Çok gülersen ağlarsın da öyle bence. Çok gülüp gerçekten ağladığım zamanları net hatırlıyorum, çünkü destekliyor inancımı, “bak gördün mü?” diyebiliyorum. Ama her seferinde mi oluyor? Bilmiyorum. Zaten birşeyi gerçek diye tanımlamamız, bildiğimiz sebep-sonuç ilişkisine uyup uymamalarına göre değişiyormuş. Mesela duyduğumuz bir şeyi , inandığımız sebep-sonuç şablonuna uygunsa doğru kabul ediyor, uygun değilse de pek şans vermiyormuşuz. Örneğin geçen gün çalışmayan DVD çalara, ellerimle “çalışşşşş” diye reiki verdiğimde çalışmaya başlamasını bir sebep-sonuca ne kadar bağlanmak istediğimi farkettim. Ama DVD çalar şifacılığı benim kafamdaki sebep-sonuç şablonlarına pek uymadığı için “şans” deyip geçtim.
Sinirbilimci Andrew Newberg, Pensilvanya Üniversitesinde yaptığı araştırmalarda meditasyon yapan keşişlerin frontal ve parietal loblarında, (yani bilişsel, dil ve duygu ile ilgili bölümlerde) aktivasyonun değiştiğini görüyor. Sebep-sonuç ilişkisini oluşturan bölümler anlık susuyor, bu da “anda olma” hissini verirken keşişler tarafından büyüleyici bir his olarak tanımlanıyor. Meditasyon bittikten sonra ise, meditasyonu yapan kişinin inancı neyse o lensten bakarak yaşadığına bir sebep ekliyor, “hiçliği deneyimlediğim için”, “tanrıyı deneyimlediğim için”, “bütünlüğü deneyimlediğim için”… Eğer tanımlayamıyorsa, o zaman “mucize” diyip geçiyor. Hala Big Bang’e neyin sebep olduğu, veya ona sebep olana neyin sebep olduğunu araştırıp duruyoruz. Sebepleri bilmek istiyoruz.
Bazen içimdeki korku oluşturan sebep-sonuç kalıplarının alfabeden oluşan makarnanın yanyana düşen iki harfi arasında benim özellikle çekmek istediğim çizgilerden ibaret olduğunu düşünüyorum. Tabağın üstündeki B yan dönmüş çünkü altındaki P yukarı bakıyor!?! Bunu farkedince Erich’in önerdiği bir dur, sessizleş ve yeniden bak tekniğini uyguluyorum.
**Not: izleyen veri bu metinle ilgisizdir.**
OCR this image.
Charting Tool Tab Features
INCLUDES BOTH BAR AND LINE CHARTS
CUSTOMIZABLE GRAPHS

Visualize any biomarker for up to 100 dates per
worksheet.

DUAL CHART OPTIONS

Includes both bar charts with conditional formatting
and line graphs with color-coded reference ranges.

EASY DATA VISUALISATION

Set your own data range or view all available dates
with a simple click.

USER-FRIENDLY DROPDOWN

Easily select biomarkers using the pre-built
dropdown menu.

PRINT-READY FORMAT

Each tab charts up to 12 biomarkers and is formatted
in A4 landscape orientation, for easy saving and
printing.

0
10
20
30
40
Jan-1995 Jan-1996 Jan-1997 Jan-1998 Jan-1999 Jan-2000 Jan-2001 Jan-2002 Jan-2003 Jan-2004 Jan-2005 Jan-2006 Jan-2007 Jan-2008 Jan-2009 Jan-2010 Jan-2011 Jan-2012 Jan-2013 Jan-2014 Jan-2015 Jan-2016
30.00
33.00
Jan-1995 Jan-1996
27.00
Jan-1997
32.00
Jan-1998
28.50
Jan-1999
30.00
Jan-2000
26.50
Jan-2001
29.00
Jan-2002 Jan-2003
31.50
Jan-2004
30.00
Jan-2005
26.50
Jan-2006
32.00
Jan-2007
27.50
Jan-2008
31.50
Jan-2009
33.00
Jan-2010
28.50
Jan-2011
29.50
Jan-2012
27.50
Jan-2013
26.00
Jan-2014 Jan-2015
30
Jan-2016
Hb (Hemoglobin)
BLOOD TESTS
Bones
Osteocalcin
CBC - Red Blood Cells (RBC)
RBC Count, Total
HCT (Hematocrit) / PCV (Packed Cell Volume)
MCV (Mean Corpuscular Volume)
Yeniden soruyorum, “ne oluyor burada?” diye. Şu anda olanla kalmayı deniyorum.
Cihangir Yoga’ya gelen Aile Dizimi uzmanı Svagito Leibermeister, Zen Terapi eğitiminde, insanların kendilerinde buldukları sorunlar hakkında “peki neden böyle oluyor” diye sorduklarında “neden sorusunun cevabını bilince ne olacak?” diye geri soruyla cevaplıyordu. “Neden?” sorusunun sadece daha fazla laf salatası oluşturacağını ve esas bakılacak şeyin “Ne oluyor?” olduğunu vurguluyordu.
“Neden?” değil de, “Ne?” diye sormak…
Güneş doğduğu için mi çiçek açıyor? Çiçek açtığı için mi güneş doğuyor? Güneş çiçek açsın diye mi doğuyor? Çiçek güneş doğsun diye mi açıyor?
Bu ikilinin arasında istediğiniz çizgiyi çekin. Veya dışarı çıkıp ikisinin de keyfini çıkartın.